| Franz Kafka |
|Born||3 July 1883|
Prague, Bohemia, Austria-Hungary (Now Czech Republic)
|Died||3 June 1924 (Age 40)|
Kierling, part of, Klosterneuburg, Lower Austria, Austria
|Alma mater||German Charles-Ferdinand University|
|Parents|| • Hermann Kafka|
• Julie Kafka
“Someone must have slandered Josef K., for one morning, without having done anything truly wrong, he was arrested.” ― Franz Kafka, The Trial
Franz Kafka was a German-speaking Bohemian novelist and short-story writer, widely regarded as one of the major figures of 20th-century literature. His work fuses elements of tealism and the fantastic. It typically features isolated protagonists facing bizarre or surrealistic predicaments and incomprehensible socio-bureaucratic powers.
The Trial is a novel written between 1914 and 1915 and published posthumously on 26 April 1925. One of his best-known works, it tells the story of Josef K., a man arrested and prosecuted by a remote, inaccessible authority, with the nature of his crime revealed neither to him nor to the reader. Heavily influenced by Dostoevsky's Crime and Punishment and The Brothers Karamazov, Kafka even went so far as to call Dostoevsky a blood relative. Like Kafka's other novels, The Trial was never completed, although it does include a chapter which appears to bring the story to an intentionally abrupt ending.
The Castle is a 1926 posthumous novel. In it a protagonist known only as "K." arrives in a village and struggles to gain access to the mysterious authorities who govern it from a castle supposedly owned by Count Westwest. Kafka died before he could finish the work, but suggested it would end with K. dying in the village, the castle notifying him on his death bed that his "legal claim to live in the village was not valid, yet, taking certain auxiliary circumstances into account, he was permitted to live and work there." Dark and at times surreal, The Castle is often understood to be about alienation, unresponsive bureaucracy, the frustration of trying to conduct business with non-transparent, seemingly arbitrary controlling systems, and the futile pursuit of an unobtainable goal.
The Metamorphosis is a novella which was first published in 1915. One of Kafka's best-known works, The Metamorphosis tells the story of salesman Gregor Samsa who wakes one morning to find himself inexplicably transformed into a huge insect (German ungeheures Ungeziefer, literally "monstrous vermin"), subsequently struggling to adjust to this new condition. The novella has been widely discussed among literary critics, with differing interpretations being offered.

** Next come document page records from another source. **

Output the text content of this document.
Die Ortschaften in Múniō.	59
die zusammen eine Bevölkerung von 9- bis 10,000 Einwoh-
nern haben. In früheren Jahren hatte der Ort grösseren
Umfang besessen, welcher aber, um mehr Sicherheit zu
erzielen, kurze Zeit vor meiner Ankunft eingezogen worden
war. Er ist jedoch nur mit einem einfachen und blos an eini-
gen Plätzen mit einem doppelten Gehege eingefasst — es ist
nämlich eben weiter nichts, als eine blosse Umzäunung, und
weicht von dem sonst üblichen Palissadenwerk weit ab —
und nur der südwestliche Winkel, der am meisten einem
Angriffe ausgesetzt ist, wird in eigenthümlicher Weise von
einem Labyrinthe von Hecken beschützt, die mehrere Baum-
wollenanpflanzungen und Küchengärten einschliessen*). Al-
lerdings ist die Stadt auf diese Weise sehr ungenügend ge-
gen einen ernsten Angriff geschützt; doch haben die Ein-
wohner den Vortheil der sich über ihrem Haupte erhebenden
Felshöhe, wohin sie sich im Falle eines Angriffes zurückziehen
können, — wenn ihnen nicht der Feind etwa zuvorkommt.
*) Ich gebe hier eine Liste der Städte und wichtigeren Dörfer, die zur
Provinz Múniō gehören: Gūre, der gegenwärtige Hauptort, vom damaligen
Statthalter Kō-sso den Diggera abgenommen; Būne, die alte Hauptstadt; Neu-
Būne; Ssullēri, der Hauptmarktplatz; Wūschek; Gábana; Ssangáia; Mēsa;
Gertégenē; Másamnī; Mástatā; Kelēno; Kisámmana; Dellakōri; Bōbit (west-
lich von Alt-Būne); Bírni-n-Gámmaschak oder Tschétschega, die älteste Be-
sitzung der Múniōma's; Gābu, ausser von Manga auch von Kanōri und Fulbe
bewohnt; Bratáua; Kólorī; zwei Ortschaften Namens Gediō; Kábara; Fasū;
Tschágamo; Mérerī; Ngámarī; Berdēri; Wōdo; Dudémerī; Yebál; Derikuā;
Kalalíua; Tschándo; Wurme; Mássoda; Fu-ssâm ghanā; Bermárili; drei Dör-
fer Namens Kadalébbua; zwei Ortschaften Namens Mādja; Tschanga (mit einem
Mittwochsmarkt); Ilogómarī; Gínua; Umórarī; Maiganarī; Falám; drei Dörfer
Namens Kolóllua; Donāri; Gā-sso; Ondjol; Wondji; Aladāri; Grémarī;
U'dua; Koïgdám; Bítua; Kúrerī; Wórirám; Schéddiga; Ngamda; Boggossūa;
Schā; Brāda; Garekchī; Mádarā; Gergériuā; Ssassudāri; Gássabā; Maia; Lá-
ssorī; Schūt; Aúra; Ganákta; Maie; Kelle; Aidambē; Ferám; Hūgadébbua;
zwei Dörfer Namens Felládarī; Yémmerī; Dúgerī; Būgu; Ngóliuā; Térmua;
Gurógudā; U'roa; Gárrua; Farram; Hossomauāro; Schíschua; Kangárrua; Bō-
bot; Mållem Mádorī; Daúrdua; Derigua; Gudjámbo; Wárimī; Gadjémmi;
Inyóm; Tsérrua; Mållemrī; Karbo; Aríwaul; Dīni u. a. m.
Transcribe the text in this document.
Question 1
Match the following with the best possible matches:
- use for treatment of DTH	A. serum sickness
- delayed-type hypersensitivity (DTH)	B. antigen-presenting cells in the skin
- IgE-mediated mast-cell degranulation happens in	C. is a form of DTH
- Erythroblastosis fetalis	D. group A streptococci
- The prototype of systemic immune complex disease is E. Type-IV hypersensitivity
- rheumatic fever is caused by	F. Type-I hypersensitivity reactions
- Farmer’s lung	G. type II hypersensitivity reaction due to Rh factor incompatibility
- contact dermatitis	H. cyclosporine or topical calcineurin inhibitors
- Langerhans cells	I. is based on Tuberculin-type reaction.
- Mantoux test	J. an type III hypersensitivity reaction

In the Penal Colony is a short story written in German in October 1914, revised in November 1918, and first published in October 1919. The story is set in an unnamed penal colony. Internal clues and the setting on an island suggest Octave Mirbeau's The Torture Garden as an influence. As in some of Kafka's other writings, the narrator in this story seems detached from, or perhaps numbed by, events that one would normally expect to be registered with horror. "In the Penal Colony" describes the last use of an elaborate torture and execution device that carves the sentence of the condemned prisoner on his skin before letting him die, all in the course of twelve hours. As the plot unfolds, the reader learns more and more about the machine, including its origin and original justification.